Space, the Final Frontier
Is space in us, or are we in space? A weird question, for sure.
Let me see if I can make sense of it. It’s pretty easy for us to think of ourselves as in space. When you look around your room, you see iPod there, chair here, two feet from the iPod. And you think of yourself as a certain distance away from both of them, so that one can turn up as closer than the other. You can think of this kind of space as “Newtonian” — it’s an “objective” kind of space (for want of a better term), as it turns up in scientific theories and explanations, and so on. But is that it? Is Newtonian space the only kind of space that we experience?
It’s typical of the Existentialists (I’m thinking of Heidegger specifically) to think that Newtonian “objective” space is not the kind of space that is particular to your existence. It may pertain to things, but you’re not a thing. You’re a ‘subject’ in a way, something that ‘comes at’ the world as opposed to just lying around ‘taking up space’. Instead, space is in you, it permeates your existence.

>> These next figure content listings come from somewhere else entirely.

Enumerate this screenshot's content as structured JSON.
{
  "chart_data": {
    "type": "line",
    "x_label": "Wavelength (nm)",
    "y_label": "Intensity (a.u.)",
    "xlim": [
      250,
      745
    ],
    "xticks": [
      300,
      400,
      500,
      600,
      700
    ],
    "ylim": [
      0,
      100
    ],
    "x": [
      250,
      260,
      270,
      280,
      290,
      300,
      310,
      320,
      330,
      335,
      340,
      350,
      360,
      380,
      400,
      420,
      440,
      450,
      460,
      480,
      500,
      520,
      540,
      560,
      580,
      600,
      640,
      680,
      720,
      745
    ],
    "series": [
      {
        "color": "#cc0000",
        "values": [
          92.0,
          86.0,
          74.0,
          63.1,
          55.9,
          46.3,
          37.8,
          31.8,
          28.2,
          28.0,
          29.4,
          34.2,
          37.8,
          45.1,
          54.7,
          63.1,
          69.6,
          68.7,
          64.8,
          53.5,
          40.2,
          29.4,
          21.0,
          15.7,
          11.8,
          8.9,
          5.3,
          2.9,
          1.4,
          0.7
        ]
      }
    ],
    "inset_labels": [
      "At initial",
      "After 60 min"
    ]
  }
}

For the Existentialist, human existence is different from thing existence primarily because the latter is based in what might be called involvement, specifically a kind of involvement with one’s plans and projects, with one’s aims — with who one is struggling to be. Insofar as I exist in this way, space has a different meaning. We use the term “in” in a very different fashion. We say things like:
- He’s in love.
- He’s in philosophy.
- What’s he gotten himself into?
When we say such things we tend to mean ‘relational located-ness’ or something of that sort. Notice that when you think in these terms, phrases like “close to” or “far from” also take on a different meaning. When I am primarily concerned with my relationships, certain people are close whereas others are distant. A person standing next to you in a Newtonian way might be quite far from you in an existential sense. Or you might say something like the country song suggests: “I stand by my (wo)man” where this doesn’t mean literally standing next to someone in a Newtonian way, but rather means being determined to assure that my involvements and those of my partner as closely related.
Basically, this way of understanding the world is existential space, as opposed to Newtonian space. Do you buy it?
- Is Existential space really just a metaphor? Or is it just as “real” as Newtonian space?
- Which of the two is primary? Do we generate our notion of existential space from Newtonian space, or do we derive our notion of Newtonian space from existential space? Or neither?